CAMPAÑA DE DE LA ESPRIELLA - Arquivo
MADRID, 14 jul. (EUROPA PRESS) -
O presidente eleito da Colômbia, Abelardo de la Espriella, anunciou a extinção de várias secretarias e agências da Presidência para evitar a “duplicação de funções e o desperdício” e extinguiu o cargo de comissário da paz, que passará a se chamar comissário de segurança.
Para isso, ele espera “transferir as competências dessas agências para ministérios e entidades com mandato legal, fortalecendo assim a prestação de contas e reduzindo a burocracia”. “Isso permitirá reduzir 229 cargos de entrada”, destacou ele em um vídeo divulgado nas redes sociais.
Dessa forma, o presidente colombiano espera economizar cerca de 10 bilhões de pesos por ano (cerca de 2,7 milhões de euros), dinheiro que pretende utilizar para financiar “programas que beneficiem diretamente os colombianos”. “Temos que garantir um Estado mais transparente e próximo das regiões, como deve ser”, destacou.

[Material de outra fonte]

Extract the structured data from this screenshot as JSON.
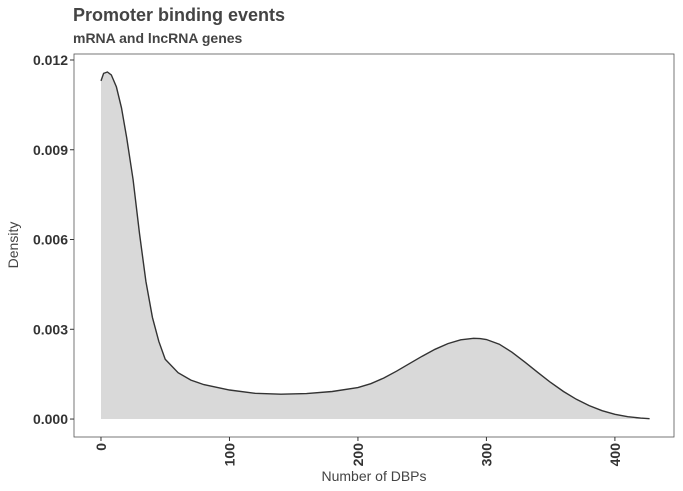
{
  "chart_data": {
    "type": "area",
    "title": "Promoter binding events",
    "subtitle": "mRNA and lncRNA genes",
    "xlabel": "Number of DBPs",
    "ylabel": "Density",
    "xlim": [
      -21,
      446
    ],
    "ylim": [
      -0.0006,
      0.0122
    ],
    "xticks": [
      0,
      100,
      200,
      300,
      400
    ],
    "yticks": [
      0.0,
      0.003,
      0.006,
      0.009,
      0.012
    ],
    "ytick_labels": [
      "0.000",
      "0.003",
      "0.006",
      "0.009",
      "0.012"
    ],
    "grid": false,
    "fill_color": "#d9d9d9",
    "line_color": "#333333",
    "series": [
      {
        "x": [
          0,
          2,
          5,
          8,
          12,
          16,
          20,
          25,
          30,
          35,
          40,
          45,
          50,
          60,
          70,
          80,
          100,
          120,
          140,
          160,
          180,
          200,
          210,
          220,
          230,
          240,
          250,
          260,
          270,
          280,
          290,
          295,
          300,
          310,
          320,
          330,
          340,
          350,
          360,
          370,
          380,
          390,
          400,
          410,
          420,
          427
        ],
        "y": [
          0.0113,
          0.01155,
          0.0116,
          0.0115,
          0.0111,
          0.0104,
          0.0094,
          0.008,
          0.0062,
          0.0046,
          0.0034,
          0.0026,
          0.002,
          0.00155,
          0.0013,
          0.00115,
          0.00097,
          0.00086,
          0.00083,
          0.00085,
          0.00092,
          0.00105,
          0.00118,
          0.00137,
          0.0016,
          0.00185,
          0.0021,
          0.00233,
          0.00252,
          0.00265,
          0.0027,
          0.00269,
          0.00266,
          0.0025,
          0.00223,
          0.0019,
          0.00156,
          0.00122,
          0.00092,
          0.00066,
          0.00045,
          0.00028,
          0.00016,
          8e-05,
          3e-05,
          1e-05
        ]
      }
    ]
  }
}
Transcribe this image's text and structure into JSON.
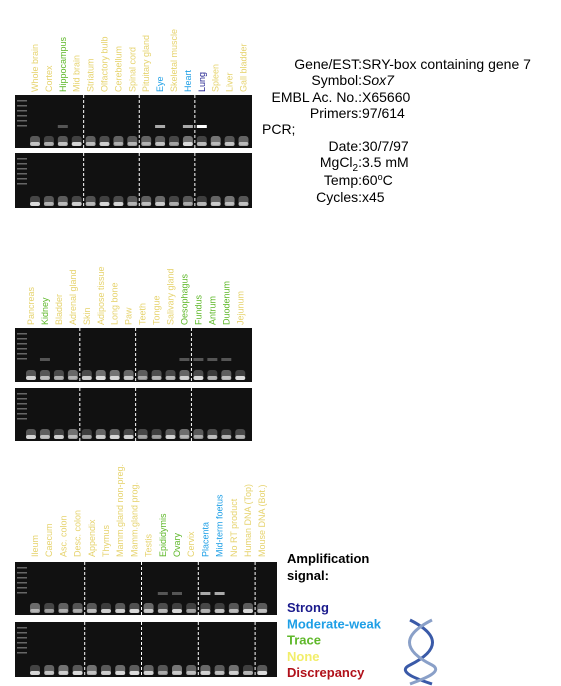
{
  "gels": [
    {
      "tissues": [
        {
          "label": "Whole brain",
          "color": "#e6d36e"
        },
        {
          "label": "Cortex",
          "color": "#e6d36e"
        },
        {
          "label": "Hippocampus",
          "color": "#5fb82a"
        },
        {
          "label": "Mid brain",
          "color": "#e6d36e"
        },
        {
          "label": "Striatum",
          "color": "#e6d36e"
        },
        {
          "label": "Olfactory bulb",
          "color": "#e6d36e"
        },
        {
          "label": "Cerebellum",
          "color": "#e6d36e"
        },
        {
          "label": "Spinal cord",
          "color": "#e6d36e"
        },
        {
          "label": "Pituitary gland",
          "color": "#e6d36e"
        },
        {
          "label": "Eye",
          "color": "#1e9fe6"
        },
        {
          "label": "Skeletal muscle",
          "color": "#e6d36e"
        },
        {
          "label": "Heart",
          "color": "#1e9fe6"
        },
        {
          "label": "Lung",
          "color": "#1a1a8c"
        },
        {
          "label": "Spleen",
          "color": "#e6d36e"
        },
        {
          "label": "Liver",
          "color": "#e6d36e"
        },
        {
          "label": "Gall bladder",
          "color": "#e6d36e"
        }
      ]
    },
    {
      "tissues": [
        {
          "label": "Pancreas",
          "color": "#e6d36e"
        },
        {
          "label": "Kidney",
          "color": "#5fb82a"
        },
        {
          "label": "Bladder",
          "color": "#e6d36e"
        },
        {
          "label": "Adrenal gland",
          "color": "#e6d36e"
        },
        {
          "label": "Skin",
          "color": "#e6d36e"
        },
        {
          "label": "Adipose tissue",
          "color": "#e6d36e"
        },
        {
          "label": "Long bone",
          "color": "#e6d36e"
        },
        {
          "label": "Paw",
          "color": "#e6d36e"
        },
        {
          "label": "Teeth",
          "color": "#e6d36e"
        },
        {
          "label": "Tongue",
          "color": "#e6d36e"
        },
        {
          "label": "Salivary gland",
          "color": "#e6d36e"
        },
        {
          "label": "Oesophagus",
          "color": "#5fb82a"
        },
        {
          "label": "Fundus",
          "color": "#5fb82a"
        },
        {
          "label": "Antrum",
          "color": "#5fb82a"
        },
        {
          "label": "Duodenum",
          "color": "#5fb82a"
        },
        {
          "label": "Jejunum",
          "color": "#e6d36e"
        }
      ]
    },
    {
      "tissues": [
        {
          "label": "Ileum",
          "color": "#e6d36e"
        },
        {
          "label": "Caecum",
          "color": "#e6d36e"
        },
        {
          "label": "Asc. colon",
          "color": "#e6d36e"
        },
        {
          "label": "Desc. colon",
          "color": "#e6d36e"
        },
        {
          "label": "Appendix",
          "color": "#e6d36e"
        },
        {
          "label": "Thymus",
          "color": "#e6d36e"
        },
        {
          "label": "Mamm.gland non-preg.",
          "color": "#e6d36e"
        },
        {
          "label": "Mamm.gland prog.",
          "color": "#e6d36e"
        },
        {
          "label": "Testis",
          "color": "#e6d36e"
        },
        {
          "label": "Epididymis",
          "color": "#5fb82a"
        },
        {
          "label": "Ovary",
          "color": "#5fb82a"
        },
        {
          "label": "Cervix",
          "color": "#e6d36e"
        },
        {
          "label": "Placenta",
          "color": "#1e9fe6"
        },
        {
          "label": "Mid-term foetus",
          "color": "#1e9fe6"
        },
        {
          "label": "No RT product",
          "color": "#e6d36e"
        },
        {
          "label": "Human DNA (Top)",
          "color": "#e6d36e"
        },
        {
          "label": "Mouse DNA (Bot.)",
          "color": "#e6d36e"
        }
      ]
    }
  ],
  "info": {
    "gene_key": "Gene/EST:",
    "gene": "SRY-box containing gene 7",
    "symbol_key": "Symbol:",
    "symbol": "Sox7",
    "embl_key": "EMBL Ac. No.:",
    "embl": "X65660",
    "primers_key": "Primers:",
    "primers": "97/614",
    "pcr": "PCR;",
    "date_key": "Date:",
    "date": "30/7/97",
    "mgcl_key": "MgCl",
    "mgcl_sub": "2",
    "mgcl_colon": ":",
    "mgcl": "3.5 mM",
    "temp_key": "Temp:",
    "temp": "60",
    "temp_sup": "o",
    "temp_unit": "C",
    "cycles_key": "Cycles:",
    "cycles": "x45"
  },
  "legend": {
    "title_1": "Amplification",
    "title_2": "signal:",
    "items": [
      {
        "label": "Strong",
        "color": "#1a1a8c"
      },
      {
        "label": "Moderate-weak",
        "color": "#1e9fe6"
      },
      {
        "label": "Trace",
        "color": "#5fb82a"
      },
      {
        "label": "None",
        "color": "#f2ee6a"
      },
      {
        "label": "Discrepancy",
        "color": "#b0101a"
      }
    ]
  }
}
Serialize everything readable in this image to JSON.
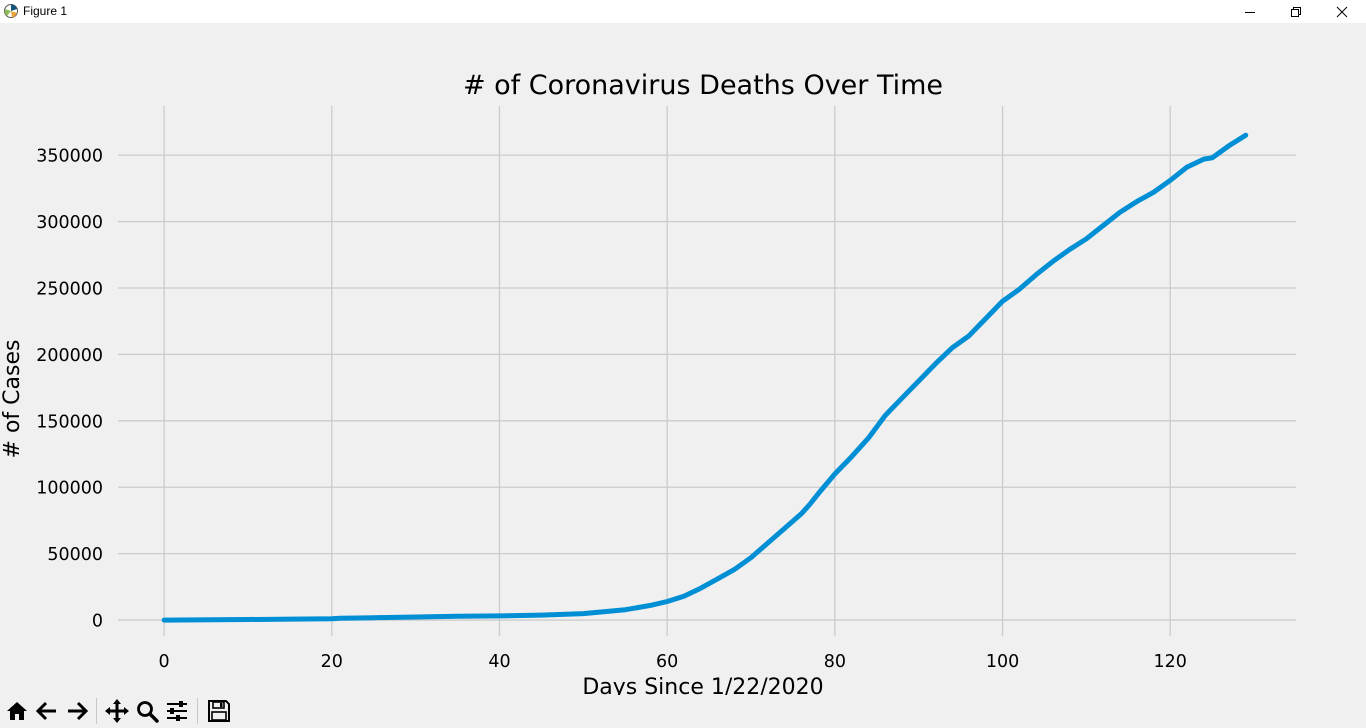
{
  "window": {
    "title": "Figure 1",
    "icons": {
      "app": "matplotlib-icon",
      "minimize": "minimize-icon",
      "maximize": "restore-icon",
      "close": "close-icon"
    }
  },
  "toolbar": {
    "buttons": [
      {
        "name": "home-icon"
      },
      {
        "name": "back-arrow-icon"
      },
      {
        "name": "forward-arrow-icon"
      },
      {
        "name": "pan-icon"
      },
      {
        "name": "zoom-icon"
      },
      {
        "name": "configure-subplots-icon"
      },
      {
        "name": "save-icon"
      }
    ]
  },
  "chart_data": {
    "type": "line",
    "title": "# of Coronavirus Deaths Over Time",
    "xlabel": "Days Since 1/22/2020",
    "ylabel": "# of Cases",
    "xlim": [
      -5.5,
      135
    ],
    "ylim": [
      -12000,
      387000
    ],
    "xticks": [
      0,
      20,
      40,
      60,
      80,
      100,
      120
    ],
    "yticks": [
      0,
      50000,
      100000,
      150000,
      200000,
      250000,
      300000,
      350000
    ],
    "grid": true,
    "line_color": "#008fd5",
    "grid_color": "#cbcbcb",
    "series": [
      {
        "name": "",
        "points": [
          [
            0,
            0
          ],
          [
            10,
            400
          ],
          [
            20,
            1000
          ],
          [
            21,
            1300
          ],
          [
            25,
            1800
          ],
          [
            30,
            2300
          ],
          [
            35,
            2800
          ],
          [
            40,
            3100
          ],
          [
            45,
            3700
          ],
          [
            50,
            4900
          ],
          [
            55,
            7800
          ],
          [
            58,
            11000
          ],
          [
            60,
            14000
          ],
          [
            62,
            18000
          ],
          [
            64,
            24000
          ],
          [
            66,
            31000
          ],
          [
            68,
            38000
          ],
          [
            70,
            47000
          ],
          [
            72,
            58000
          ],
          [
            74,
            69000
          ],
          [
            76,
            80000
          ],
          [
            77,
            87000
          ],
          [
            78,
            95000
          ],
          [
            80,
            110000
          ],
          [
            82,
            123000
          ],
          [
            84,
            137000
          ],
          [
            86,
            154000
          ],
          [
            88,
            167000
          ],
          [
            90,
            180000
          ],
          [
            92,
            193000
          ],
          [
            94,
            205000
          ],
          [
            96,
            214000
          ],
          [
            98,
            227000
          ],
          [
            100,
            240000
          ],
          [
            102,
            249000
          ],
          [
            104,
            260000
          ],
          [
            106,
            270000
          ],
          [
            108,
            279000
          ],
          [
            110,
            287000
          ],
          [
            112,
            297000
          ],
          [
            114,
            307000
          ],
          [
            116,
            315000
          ],
          [
            118,
            322000
          ],
          [
            120,
            331000
          ],
          [
            122,
            341000
          ],
          [
            124,
            347000
          ],
          [
            125,
            348000
          ],
          [
            127,
            357000
          ],
          [
            129,
            365000
          ]
        ]
      }
    ]
  }
}
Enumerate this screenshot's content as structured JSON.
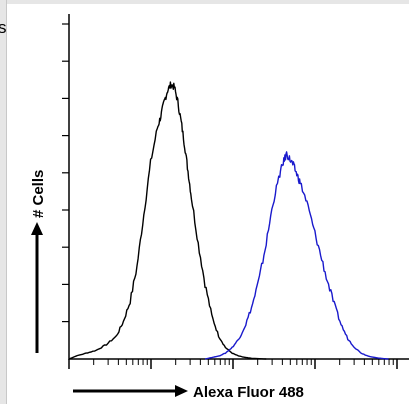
{
  "chart_data": {
    "type": "line",
    "title": "",
    "xlabel": "Alexa Fluor 488",
    "ylabel": "# Cells",
    "x_scale": "log",
    "y_range": [
      0,
      1
    ],
    "grid": false,
    "legend": "none",
    "edge_text": "s",
    "series": [
      {
        "color": "#000000",
        "x": [
          0.0,
          0.02,
          0.05,
          0.08,
          0.11,
          0.14,
          0.16,
          0.18,
          0.2,
          0.22,
          0.24,
          0.26,
          0.27,
          0.28,
          0.29,
          0.3,
          0.31,
          0.32,
          0.33,
          0.34,
          0.35,
          0.36,
          0.38,
          0.4,
          0.42,
          0.44,
          0.46,
          0.48,
          0.5,
          0.52,
          0.54,
          0.58
        ],
        "y": [
          0.0,
          0.01,
          0.02,
          0.03,
          0.05,
          0.08,
          0.13,
          0.2,
          0.32,
          0.5,
          0.68,
          0.8,
          0.84,
          0.89,
          0.93,
          0.95,
          0.94,
          0.89,
          0.82,
          0.74,
          0.65,
          0.56,
          0.4,
          0.26,
          0.15,
          0.08,
          0.04,
          0.02,
          0.01,
          0.005,
          0.002,
          0.0
        ]
      },
      {
        "color": "#1a1acc",
        "x": [
          0.4,
          0.44,
          0.46,
          0.48,
          0.5,
          0.52,
          0.54,
          0.56,
          0.58,
          0.6,
          0.62,
          0.63,
          0.64,
          0.65,
          0.66,
          0.67,
          0.68,
          0.7,
          0.72,
          0.74,
          0.76,
          0.78,
          0.8,
          0.82,
          0.84,
          0.86,
          0.88,
          0.91,
          0.94
        ],
        "y": [
          0.0,
          0.01,
          0.02,
          0.04,
          0.07,
          0.12,
          0.19,
          0.28,
          0.4,
          0.54,
          0.64,
          0.68,
          0.71,
          0.69,
          0.67,
          0.64,
          0.61,
          0.54,
          0.45,
          0.36,
          0.27,
          0.19,
          0.12,
          0.07,
          0.04,
          0.02,
          0.01,
          0.003,
          0.0
        ]
      }
    ]
  }
}
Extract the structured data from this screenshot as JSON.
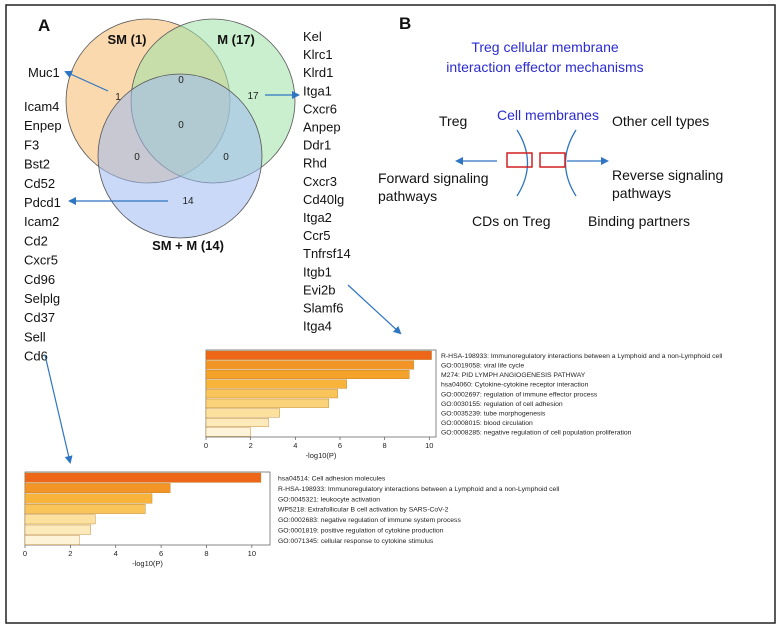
{
  "panel_a": {
    "letter": "A",
    "venn": {
      "sets": [
        {
          "label": "SM (1)",
          "color": "#f9c27e"
        },
        {
          "label": "M (17)",
          "color": "#9fe2a6"
        },
        {
          "label": "SM + M (14)",
          "color": "#9fb9f0"
        }
      ],
      "counts": {
        "sm_only": "1",
        "m_only": "17",
        "sm_m": "0",
        "center": "0",
        "sm_smm": "0",
        "m_smm": "0",
        "smm_only": "14"
      }
    },
    "sm_genes": [
      "Muc1"
    ],
    "smm_genes": [
      "Icam4",
      "Enpep",
      "F3",
      "Bst2",
      "Cd52",
      "Pdcd1",
      "Icam2",
      "Cd2",
      "Cxcr5",
      "Cd96",
      "Selplg",
      "Cd37",
      "Sell",
      "Cd6"
    ],
    "m_genes": [
      "Kel",
      "Klrc1",
      "Klrd1",
      "Itga1",
      "Cxcr6",
      "Anpep",
      "Ddr1",
      "Rhd",
      "Cxcr3",
      "Cd40lg",
      "Itga2",
      "Ccr5",
      "Tnfrsf14",
      "Itgb1",
      "Evi2b",
      "Slamf6",
      "Itga4"
    ]
  },
  "panel_b": {
    "letter": "B",
    "title_line1": "Treg cellular membrane",
    "title_line2": "interaction effector mechanisms",
    "treg": "Treg",
    "cell_membranes": "Cell membranes",
    "other_cell_types": "Other cell types",
    "forward_line1": "Forward signaling",
    "forward_line2": "pathways",
    "reverse_line1": "Reverse signaling",
    "reverse_line2": "pathways",
    "cds_on_treg": "CDs on Treg",
    "binding_partners": "Binding partners",
    "colors": {
      "title": "#2b2bd0",
      "box": "#d02020",
      "arrow": "#2e75c2"
    }
  },
  "chart_data": [
    {
      "type": "bar",
      "orientation": "horizontal",
      "categories": [
        "R-HSA-198933: Immunoregulatory interactions between a Lymphoid and a non-Lymphoid cell",
        "GO:0019058: viral life cycle",
        "M274: PID LYMPH ANGIOGENESIS PATHWAY",
        "hsa04060: Cytokine-cytokine receptor interaction",
        "GO:0002697: regulation of immune effector process",
        "GO:0030155: regulation of cell adhesion",
        "GO:0035239: tube morphogenesis",
        "GO:0008015: blood circulation",
        "GO:0008285: negative regulation of cell population proliferation"
      ],
      "values": [
        10.1,
        9.3,
        9.1,
        6.3,
        5.9,
        5.5,
        3.3,
        2.8,
        2.0
      ],
      "colors": [
        "#ee6618",
        "#f39426",
        "#f5a22b",
        "#f7b33a",
        "#f9c55a",
        "#fad27a",
        "#fbe09e",
        "#fceabb",
        "#fdf3d8"
      ],
      "xlabel": "-log10(P)",
      "xlim": [
        0,
        10.3
      ],
      "xticks": [
        0,
        2,
        4,
        6,
        8,
        10
      ]
    },
    {
      "type": "bar",
      "orientation": "horizontal",
      "categories": [
        "hsa04514: Cell adhesion molecules",
        "R-HSA-198933: Immunoregulatory interactions between a Lymphoid and a non-Lymphoid cell",
        "GO:0045321: leukocyte activation",
        "WP5218: Extrafollicular B cell activation by SARS-CoV-2",
        "GO:0002683: negative regulation of immune system process",
        "GO:0001819: positive regulation of cytokine production",
        "GO:0071345: cellular response to cytokine stimulus"
      ],
      "values": [
        10.4,
        6.4,
        5.6,
        5.3,
        3.1,
        2.9,
        2.4
      ],
      "colors": [
        "#ee6618",
        "#f39426",
        "#f7b33a",
        "#f9c55a",
        "#fbe09e",
        "#fceabb",
        "#fdf3d8"
      ],
      "xlabel": "-log10(P)",
      "xlim": [
        0,
        10.8
      ],
      "xticks": [
        0,
        2,
        4,
        6,
        8,
        10
      ]
    }
  ]
}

“Vou transformar a estrutura da Presidência em um centro de coordenação executiva, com uma equipe sem gravatas e sem cargos destinados a pagar favores políticos ou cotas burocráticas. Agora será uma estrutura austera, eficiente e voltada para resultados”, esclareceu.
Nesse sentido, ele informou sobre a nomeação de María Nohemí Arboleda como ministra de Minas e Energia, ao mesmo tempo em que explicou que está prevista uma visita de representantes do Banco Mundial para “elaborar um pacote de cooperação e investimento”, e reiterou sua intenção de assumir o poder “a partir de um quartel militar para prestar uma homenagem solene aos heróis da pátria e aos militares que protegem a pátria”.
O presidente eleito deu, assim, a ordem ao que será o comissário de segurança e ministro da Defesa, Jorge Eduardo Mora, e ao de Justiça, Iván Cancino, de “desmantelar imediatamente toda a impunidade que se refugia na ilusão de uma falsa paz”.
Além disso, questionou a Jurisdição Especial para a Paz (JEP) pela permissão concedida no final de junho a Rodrigo Londoño, conhecido como “Timochenko”, para que viajasse para a Espanha, apesar de, apenas alguns dias antes, ter ratificado a sentença contra ele como ex-líder das Forças Armadas Revolucionárias da Colômbia (FARC).
“Antes mesmo de assumirmos oficialmente a Presidência, já estamos trabalhando incansavelmente para recuperar o rumo da Colômbia. Com ações, não com discursos: fortalecemos as relações internacionais, tomamos decisões para recuperar a confiança na economia e no setor energético e transformamos o Estado para torná-lo mais austero e eficiente”, declarou.
Além disso, ele afirmou estar abrindo “as portas para a meritocracia com o Banco Nacional de Talentos, para que o serviço público esteja ao alcance daqueles que têm a capacidade, a experiência e a vocação de servir ao país”, destacou.
Por fim, ele ressaltou que “cada decisão tem um único objetivo: devolver aos colombianos a segurança, a confiança, o desenvolvimento e a esperança”.